Il est empli par le travail au kolkhoze et par diverses tâches domestiques d’autant plus épuisantes qu’il s’agit d’un monde extrêmement pauvre en objets, réduit au minimum. La plupart des objets est fabriquée par les paysans, à partir des matériaux disponibles sur place : bois, lin, chanvre, cuir, mais aussi racines de plantes utilisées comme savon ou peau d’oignon servant à colorer les tissus. Les déportés racontent alors leur exil à travers quelques objets clés, incarnation de la misère ou, au contraire, source d’espoir : les cochons qui apparaissent quelques années après la guerre trahissent une amélioration essentielle de la condition de ceux qui en disposent.

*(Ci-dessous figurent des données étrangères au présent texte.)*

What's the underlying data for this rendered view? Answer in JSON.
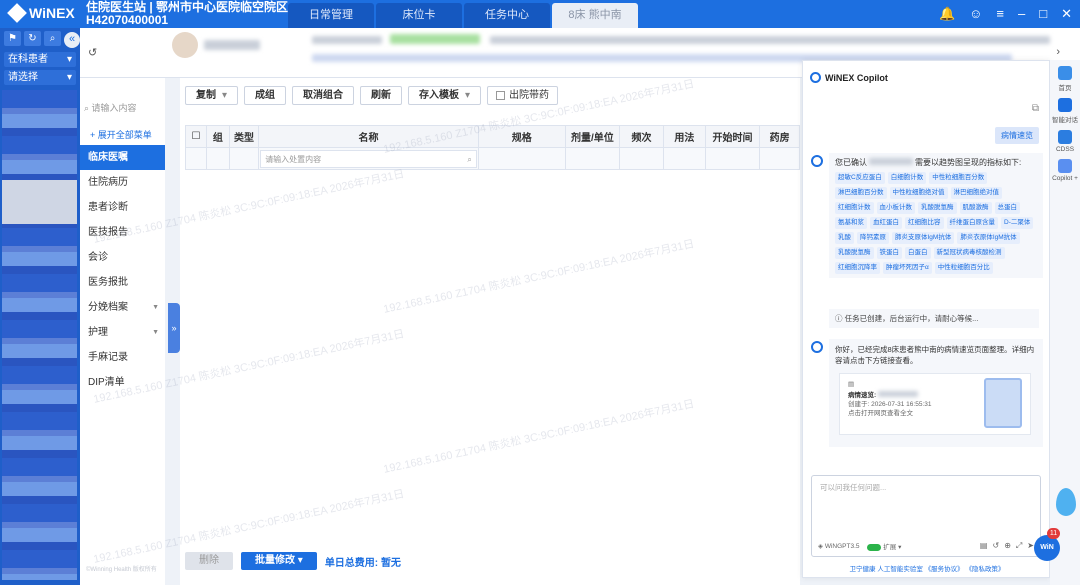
{
  "app": {
    "brand": "WiNEX",
    "station": "住院医生站 | 鄂州市中心医院临空院区",
    "staff_id": "H42070400001"
  },
  "top_tabs": [
    {
      "label": "日常管理"
    },
    {
      "label": "床位卡"
    },
    {
      "label": "任务中心"
    },
    {
      "label": "8床 熊中南"
    }
  ],
  "left_panel": {
    "patient_filter": "在科患者",
    "select_placeholder": "请选择"
  },
  "menu": {
    "search_placeholder": "请输入内容",
    "expand_label": "展开全部菜单",
    "items": [
      {
        "label": "临床医嘱"
      },
      {
        "label": "住院病历"
      },
      {
        "label": "患者诊断"
      },
      {
        "label": "医技报告"
      },
      {
        "label": "会诊"
      },
      {
        "label": "医务报批"
      },
      {
        "label": "分娩档案"
      },
      {
        "label": "护理"
      },
      {
        "label": "手麻记录"
      },
      {
        "label": "DIP清单"
      }
    ],
    "copyright": "©Winning Health 版权所有"
  },
  "toolbar": {
    "copy": "复制",
    "group": "成组",
    "ungroup": "取消组合",
    "refresh": "刷新",
    "save_template": "存入模板",
    "discharge_meds": "出院带药"
  },
  "grid": {
    "headers": [
      "组",
      "类型",
      "名称",
      "规格",
      "剂量/单位",
      "频次",
      "用法",
      "开始时间",
      "药房"
    ],
    "name_filter_placeholder": "请输入处置内容"
  },
  "footer": {
    "delete": "删除",
    "batch_edit": "批量修改",
    "fee_label": "单日总费用:",
    "fee_value": "暂无"
  },
  "watermark": {
    "text": "192.168.5.160 Z1704 陈炎松 3C:9C:0F:09:18:EA 2026年7月31日"
  },
  "copilot": {
    "title": "WiNEX Copilot",
    "user_msg": "病情速览",
    "bot_intro": "您已确认",
    "bot_intro_tail": "需要以趋势图呈现的指标如下:",
    "indicators": [
      "超敏C反应蛋白",
      "白细胞计数",
      "中性粒细胞百分数",
      "淋巴细胞百分数",
      "中性粒细胞绝对值",
      "淋巴细胞绝对值",
      "红细胞计数",
      "血小板计数",
      "乳酸脱氢酶",
      "肌酸激酶",
      "总蛋白",
      "氨基和浆",
      "血红蛋白",
      "红细胞比容",
      "纤维蛋白原含量",
      "D-二聚体",
      "乳酸",
      "降钙素原",
      "肺炎支原体IgM抗体",
      "肺炎衣原体IgM抗体",
      "乳酸脱氢酶",
      "铁蛋白",
      "白蛋白",
      "新型冠状病毒核酸检测",
      "红细胞沉降率",
      "肿瘤坏死因子α",
      "中性粒细胞百分比"
    ],
    "task_note": "任务已创建，后台运行中，请耐心等候...",
    "done_msg": "你好，已经完成8床患者熊中南的病情速览页面整理。详细内容请点击下方链接查看。",
    "card_title": "病情速览:",
    "card_created": "创建于: 2026-07-31 16:55:31",
    "card_hint": "点击打开网页查看全文",
    "input_placeholder": "可以问我任何问题...",
    "model": "WiNGPT3.5",
    "expand_toggle": "扩展",
    "footer": "卫宁健康 人工智能实验室 《服务协议》 《隐私政策》"
  },
  "right_rail": [
    {
      "label": "首页"
    },
    {
      "label": "智能对话"
    },
    {
      "label": "CDSS"
    },
    {
      "label": "Copilot +"
    }
  ],
  "assistant_badge": {
    "label": "WiN",
    "count": "11"
  }
}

Épuisant et réduit, ce quotidien peut ainsi devenir un vecteur de reconstruction. Il est aussi le lieu central des vies communautaires : un attachement national, maintenu par la participation à des fêtes et rites religieux, la langue parlée à la maison, les chants traditionnels, certains objets gardés ou reproduits, comme les broderies ukrainiennes, n’excluent pas une insertion locale qui s’exerce à travers les échanges de services et de savoir-faire, loisirs et formes de sociabilité partagées.
Le quotidien représente ainsi un espace au croisement de différents univers : celui du travail collectif et des activités privées, de traditions variées où le monde soviétique impose un cadre général, mais où les pratiques et objets importés de la terre natale côtoient, ignorent ou rencontrent l'univers local.